Re: Wait events monitoring future development

From: Robert Haas <robertmhaas(at)gmail(dot)com>
To: "Tsunakawa, Takayuki" <tsunakawa(dot)takay(at)jp(dot)fujitsu(dot)com>
Cc: Bruce Momjian <bruce(at)momjian(dot)us>, "ik(at)postgresql-consulting(dot)com" <ik(at)postgresql-consulting(dot)com>, "pgsql-hackers(at)postgresql(dot)org" <pgsql-hackers(at)postgresql(dot)org>
Subject: Re: Wait events monitoring future development
Date: 2016-08-10 20:39:00
Message-ID: CA+TgmobekAmfvPseUaFCHuNa6RGvnZT+fFuJaa7qKvMUV-CL-Q@mail.gmail.com
Views: Raw Message | Whole Thread | Download mbox | Resend email
Thread:
Lists: pgsql-hackers

On Tue, Aug 9, 2016 at 12:07 AM, Tsunakawa, Takayuki
<tsunakawa(dot)takay(at)jp(dot)fujitsu(dot)com> wrote:
> As another idea, we can stand on the middle ground. Interestingly, MySQL also enables their event monitoring (Performance Schema) by default, but not all events are collected. I guess highly encountered events are not collected by default to minimize the overhead.

Yes, I think that's a sensible approach. I can't see enabling by
default a feature that significantly regresses performance. We work
too hard to improve performance to throw very much of it away for any
one feature, even a feature that a lot of people like. What I really
like about what got committed to 9.6 is that it's so cheap we should
be able to use for lots of other things - latch events, network I/O,
disk I/O, etc. without hurting performance at all.

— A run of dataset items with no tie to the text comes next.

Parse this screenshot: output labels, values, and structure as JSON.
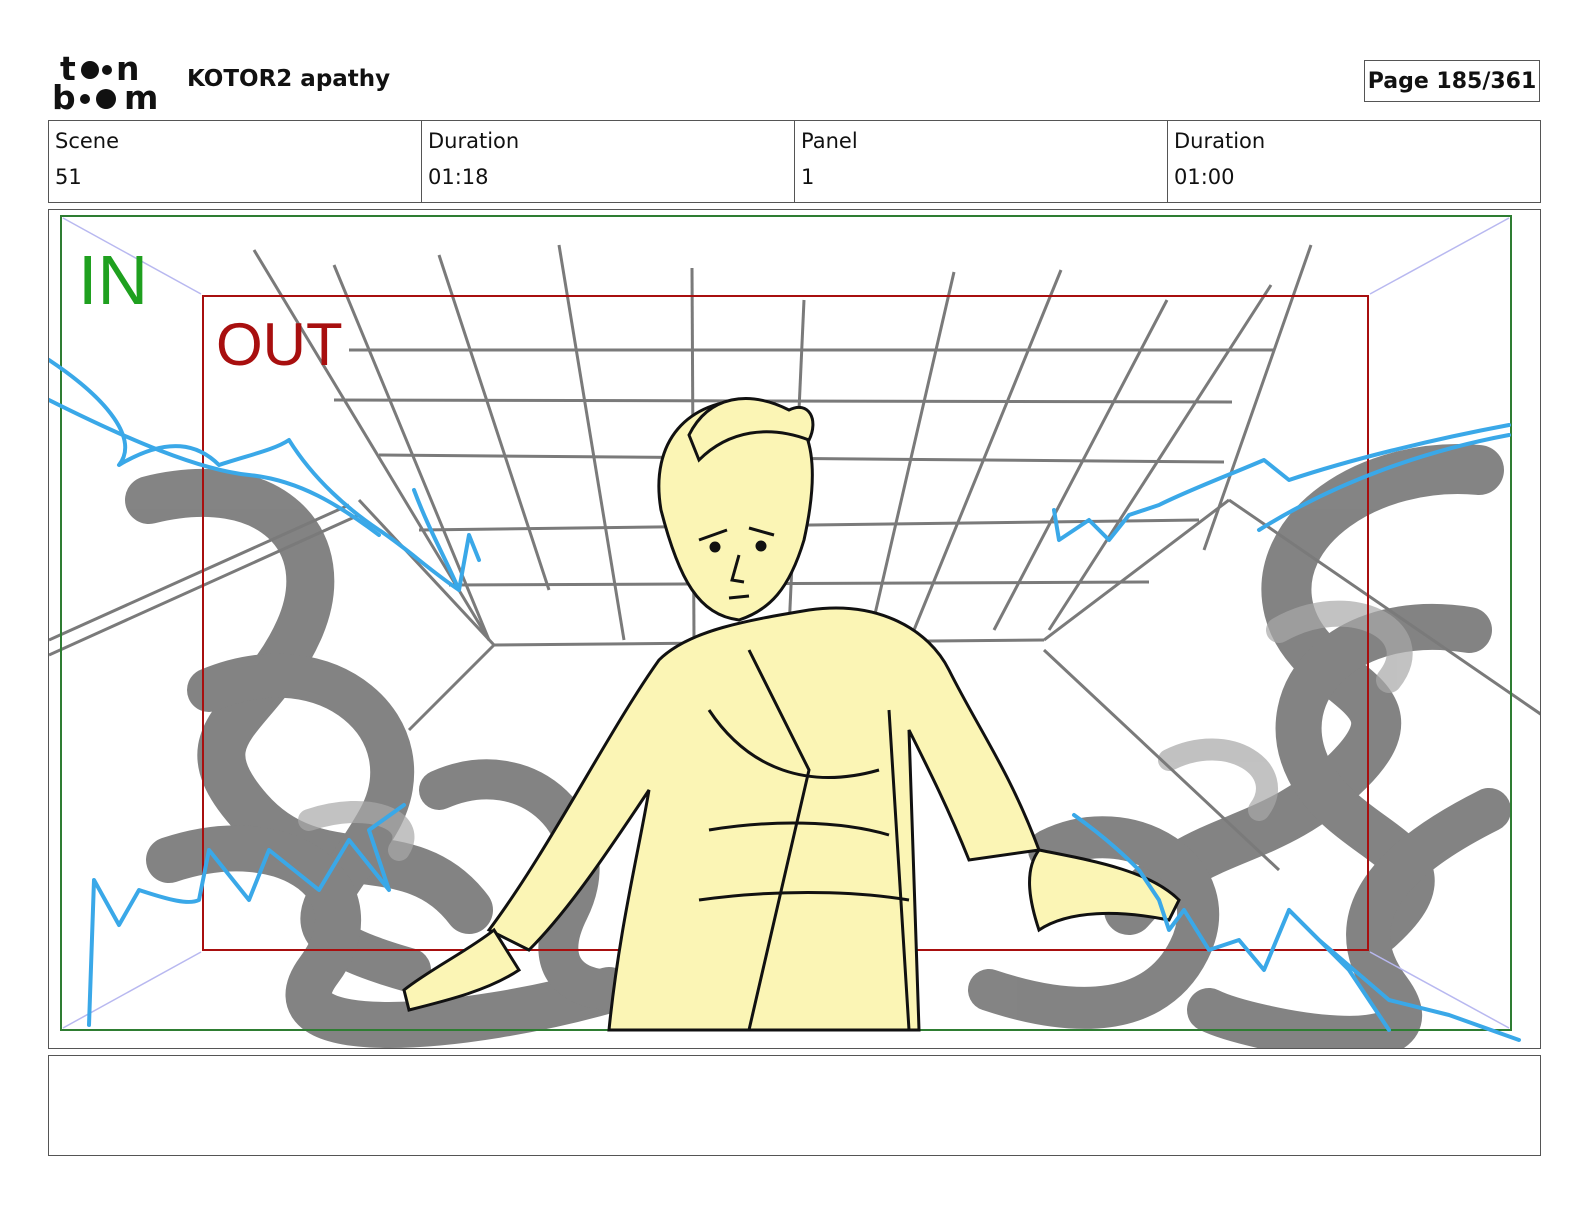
{
  "header": {
    "logo_text": "toon boom",
    "project_title": "KOTOR2 apathy",
    "page_label": "Page 185/361"
  },
  "info": {
    "scene_label": "Scene",
    "scene_value": "51",
    "scene_duration_label": "Duration",
    "scene_duration_value": "01:18",
    "panel_label": "Panel",
    "panel_value": "1",
    "panel_duration_label": "Duration",
    "panel_duration_value": "01:00"
  },
  "panel": {
    "in_label": "IN",
    "out_label": "OUT",
    "in_frame_color": "#2e7d32",
    "out_frame_color": "#a80f0f",
    "energy_color": "#3aa8e8",
    "smoke_color": "#6e6e6e",
    "character_fill": "#fbf5b5"
  },
  "caption": {
    "text": ""
  }
}
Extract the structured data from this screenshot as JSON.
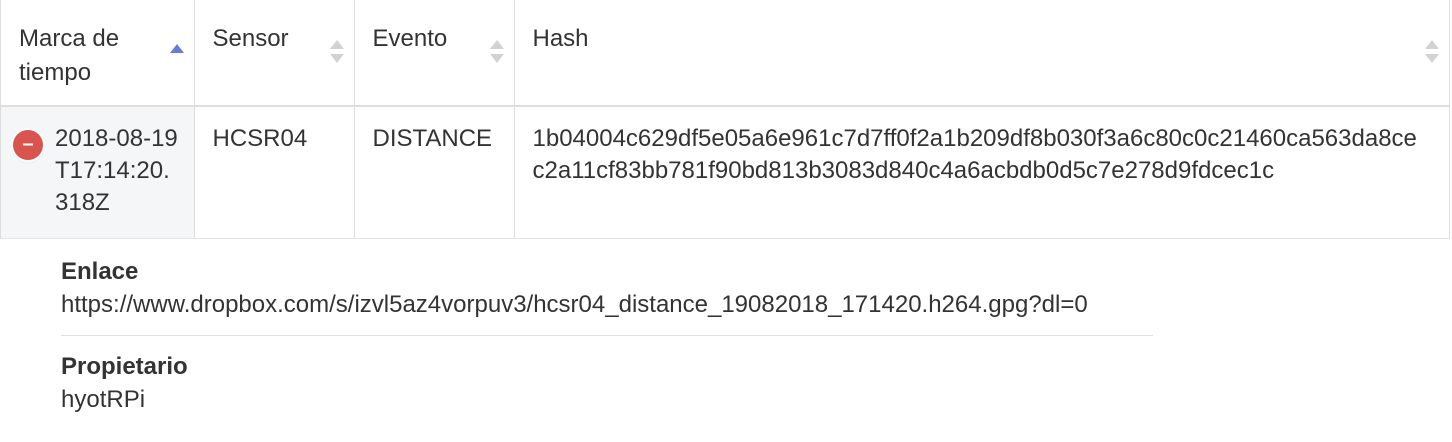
{
  "table": {
    "columns": [
      {
        "label": "Marca de tiempo",
        "sort": "ascending"
      },
      {
        "label": "Sensor",
        "sort": "none"
      },
      {
        "label": "Evento",
        "sort": "none"
      },
      {
        "label": "Hash",
        "sort": "none"
      }
    ],
    "rows": [
      {
        "expand_icon": "minus-circle-icon",
        "timestamp": "2018-08-19T17:14:20.318Z",
        "sensor": "HCSR04",
        "event": "DISTANCE",
        "hash": "1b04004c629df5e05a6e961c7d7ff0f2a1b209df8b030f3a6c80c0c21460ca563da8cec2a11cf83bb781f90bd813b3083d840c4a6acbdb0d5c7e278d9fdcec1c"
      }
    ]
  },
  "details": {
    "link_label": "Enlace",
    "link_value": "https://www.dropbox.com/s/izvl5az4vorpuv3/hcsr04_distance_19082018_171420.h264.gpg?dl=0",
    "owner_label": "Propietario",
    "owner_value": "hyotRPi"
  },
  "colors": {
    "expand_button": "#d9534f",
    "sort_active": "#6a7bd6",
    "sort_inactive": "#d2d2d2",
    "first_cell_bg": "#f5f6f8"
  }
}
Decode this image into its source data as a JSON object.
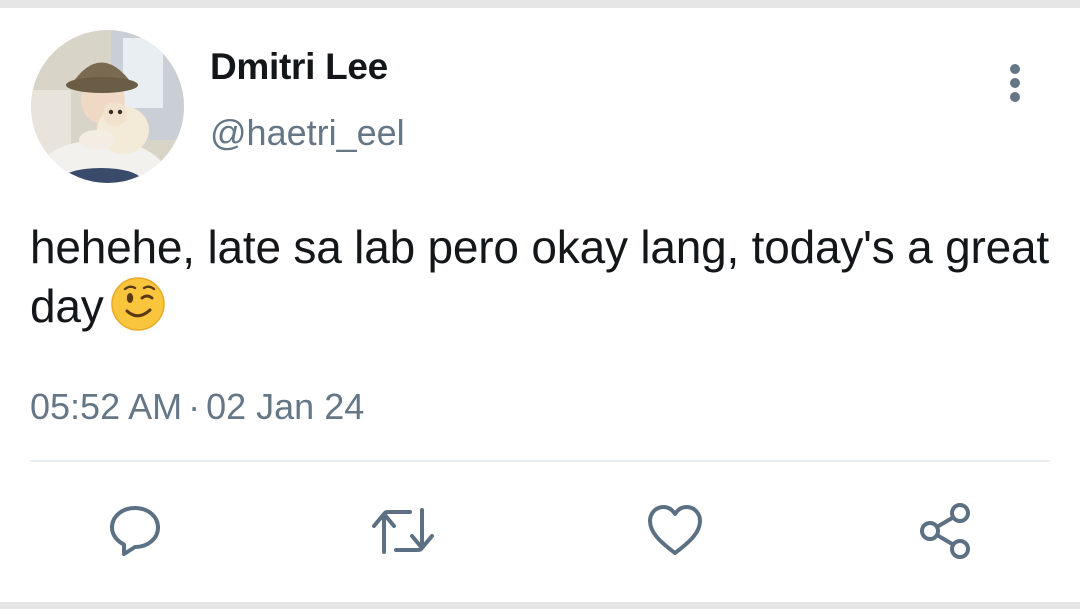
{
  "author": {
    "display_name": "Dmitri Lee",
    "handle": "@haetri_eel"
  },
  "tweet": {
    "text": "hehehe, late sa lab pero okay lang, today's a great day",
    "emoji": "winking-face"
  },
  "meta": {
    "time": "05:52 AM",
    "separator": "·",
    "date": "02 Jan 24"
  },
  "actions": [
    "reply-icon",
    "retweet-icon",
    "like-icon",
    "share-icon"
  ],
  "colors": {
    "text": "#14171a",
    "secondary": "#657786",
    "icon": "#5b7083",
    "divider": "#e6ecf0",
    "background": "#ffffff"
  }
}
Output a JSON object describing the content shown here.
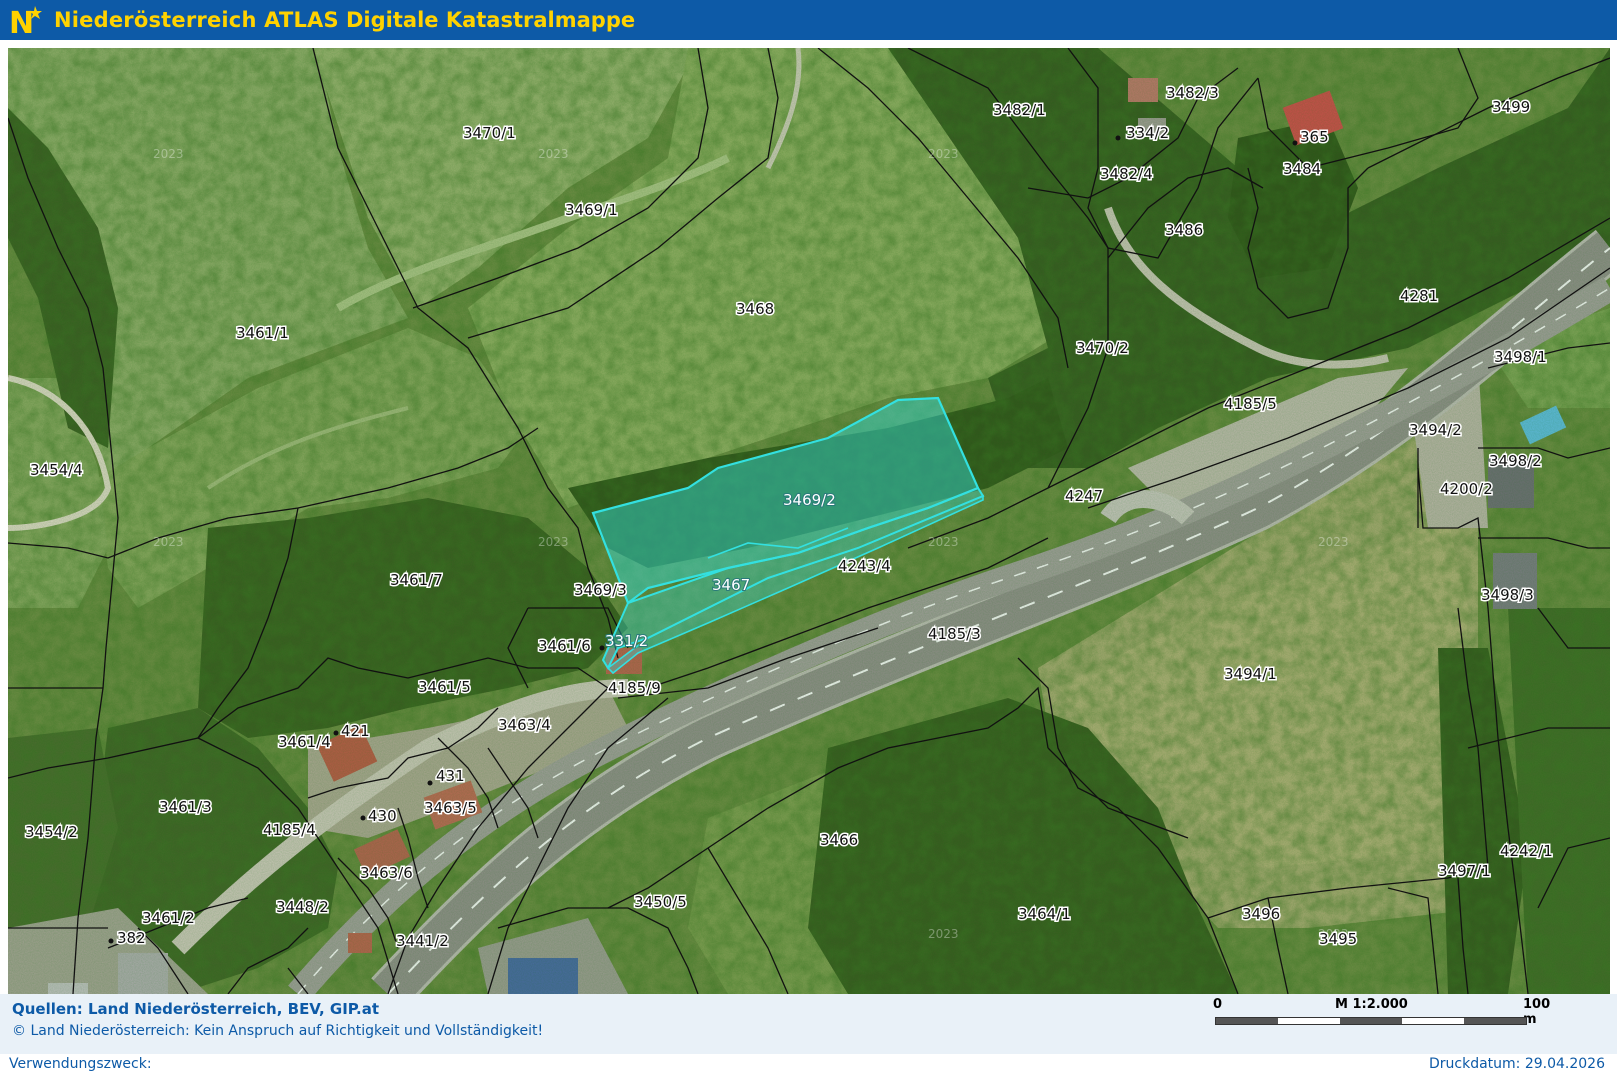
{
  "header": {
    "title": "Niederösterreich ATLAS",
    "subtitle": "Digitale Katastralmappe",
    "logo_letter": "N",
    "bg_color": "#0d5aa7",
    "text_color": "#ffd200"
  },
  "map": {
    "selected_color": "#33e0e0",
    "parcel_labels": [
      "3470/1",
      "3469/1",
      "3482/1",
      "3482/3",
      "334/2",
      "365",
      "3499",
      "3482/4",
      "3484",
      "3486",
      "3468",
      "3461/1",
      "3470/2",
      "4281",
      "3498/1",
      "4185/5",
      "3494/2",
      "3498/2",
      "3454/4",
      "4200/2",
      "3469/2",
      "4247",
      "3461/7",
      "3467",
      "4243/4",
      "3469/3",
      "3498/3",
      "331/2",
      "3461/6",
      "4185/3",
      "3494/1",
      "3461/5",
      "4185/9",
      "421",
      "3463/4",
      "3461/4",
      "431",
      "3461/3",
      "430",
      "3463/5",
      "4185/4",
      "3454/2",
      "3466",
      "4242/1",
      "3463/6",
      "3497/1",
      "3448/2",
      "3450/5",
      "3464/1",
      "3496",
      "3461/2",
      "3495",
      "382",
      "3441/2"
    ],
    "selected_parcel": "3469/2",
    "watermark_text": "2023"
  },
  "footer": {
    "sources": "Quellen: Land Niederösterreich, BEV, GIP.at",
    "copyright": "© Land Niederösterreich: Kein Anspruch auf Richtigkeit und Vollständigkeit!",
    "scale_start": "0",
    "scale_label": "M 1:2.000",
    "scale_end": "100 m",
    "purpose_label": "Verwendungszweck:",
    "print_date": "Druckdatum: 29.04.2026"
  }
}
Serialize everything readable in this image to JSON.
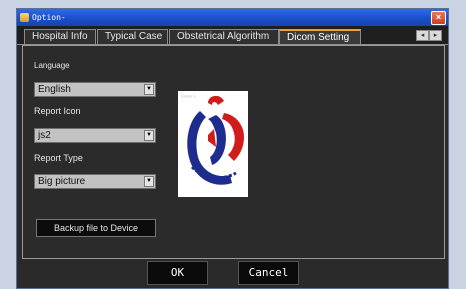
{
  "window": {
    "title": "Option-",
    "close_glyph": "×"
  },
  "tabs": [
    {
      "label": "Hospital Info",
      "active": false
    },
    {
      "label": "Typical Case",
      "active": false
    },
    {
      "label": "Obstetrical Algorithm",
      "active": false
    },
    {
      "label": "Dicom Setting",
      "active": true
    }
  ],
  "tab_scroll": {
    "left": "◂",
    "right": "▸"
  },
  "settings": {
    "language_label": "Language",
    "language_value": "English",
    "report_icon_label": "Report Icon",
    "report_icon_value": "js2",
    "report_type_label": "Report Type",
    "report_type_value": "Big picture",
    "backup_button": "Backup file to Device"
  },
  "logo": {
    "caption": "????? ?"
  },
  "icons": {
    "dropdown": "▼"
  },
  "buttons": {
    "ok": "OK",
    "cancel": "Cancel"
  }
}
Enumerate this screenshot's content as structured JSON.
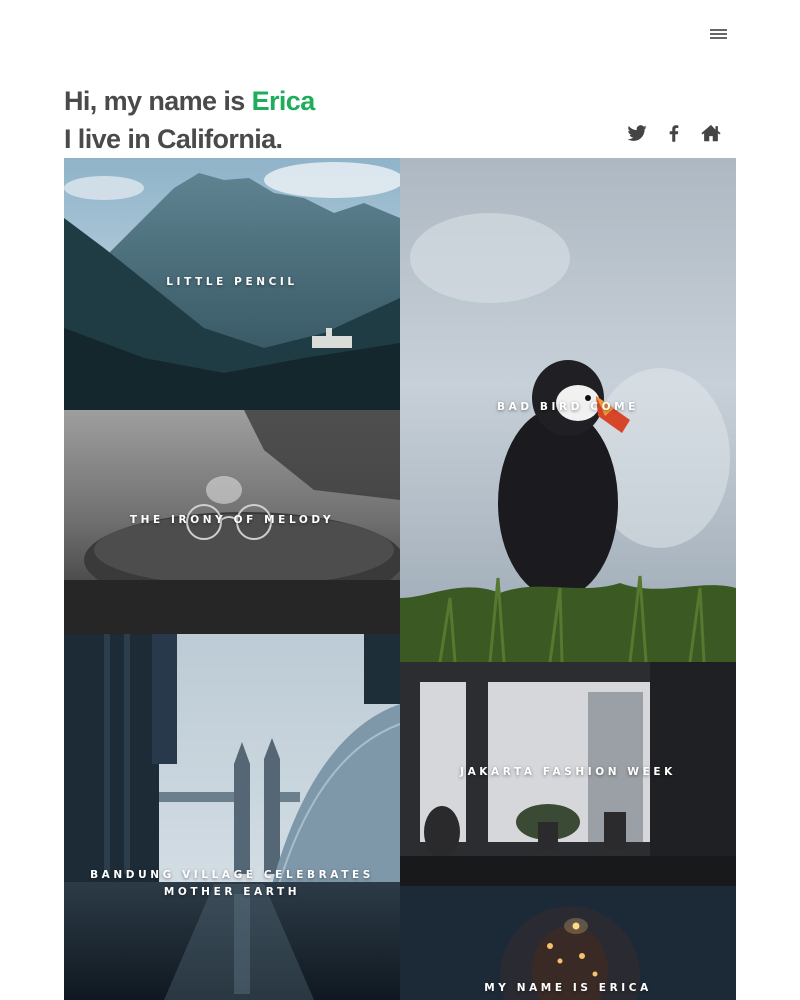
{
  "header": {
    "menu_icon": "hamburger-menu-icon",
    "intro_prefix": "Hi, my name is ",
    "intro_name": "Erica",
    "intro_line2": "I live in California.",
    "accent_color": "#1fad5b",
    "social_icons": [
      "twitter-icon",
      "facebook-icon",
      "home-icon"
    ]
  },
  "gallery": {
    "items": [
      {
        "title": "LITTLE PENCIL",
        "image": "mountain-landscape"
      },
      {
        "title": "BAD BIRD COME",
        "image": "puffin-on-grass"
      },
      {
        "title": "THE IRONY OF MELODY",
        "image": "glasses-on-hat-bw"
      },
      {
        "title": "BANDUNG VILLAGE CELEBRATES MOTHER EARTH",
        "image": "tower-bridge-city"
      },
      {
        "title": "JAKARTA FASHION WEEK",
        "image": "window-silhouette"
      },
      {
        "title": "MY NAME IS ERICA",
        "image": "woman-with-lights"
      }
    ]
  }
}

But if we start timing those events, it's going to be really
expensive. Even just counting them or keeping a history will cost a
lot more than just publishing them while they're active, which is what
we're doing now.

> BTW, I remember EnterpriseDB has a wait event monitoring feature. Is it disabled by default? What was the overhead?

Timed events in Advanced Server are disabled by default. I haven't
actually tested the overhead myself and I don't remember exactly what
the numbers were the last time someone else did, but I think if you
turned edb_timed_statistics on, it's pretty expensive. If we can
agree on something sensible here, I imagine we'll get rid of that
feature in Advanced Server in favor of whatever the community settles
on. But if the community agrees to turn on something by default that
costs a measurable percentage in performance, I predict that Advanced
Server 10 will ship with a different default for that feature than
PostgreSQL 10.

Personally, I think too much of this thread (and previous threads) is
devoted to arguing about whether it's OK to make performance worse,
and by how much we'd be willing to make it worse. What I think we
ought to be talking about is how to design a feature that produces the
most useful data for the least performance cost possible, like by
avoiding measuring wait times for events that are very frequent or
waits that are very short. Or, maybe we could have a background
process that updates a timestamp in shared memory every millisecond,
and other processes can read that value instead of making a system
call. I think on Linux systems with fast clocks the operating system
basically does something like that for you, but there might be other
systems where it helps. Of course, it could also skew the results if
the system is so overloaded that the clock-updater process gets
descheduled for a lengthy period of time.

Anyway, I disagree with the idea that this feature is stalled or
blocked in some way. I (and quite a few other people, though not
everyone) oppose making performance significantly worse in the default
configuration. I oppose that regardless of whether it is a
hypothetical patch for this feature that causes the problem or whether
it is a hypothetical patch for some other feature that causes the
problem. I am not otherwise opposed to more work in this area; in
fact, I'm rather in favor of it. But you can count on me to argue
against pretty much everything that causes a performance regression,
whatever the reason. Virtually every release, at least one developer
proposes some patch that slows the server down by "only" 1-2%. If
we'd accepted all of the patches that were shot down because of such
impacts, we'd have lost a very big chunk of performance between the
time I started working on PostgreSQL and now.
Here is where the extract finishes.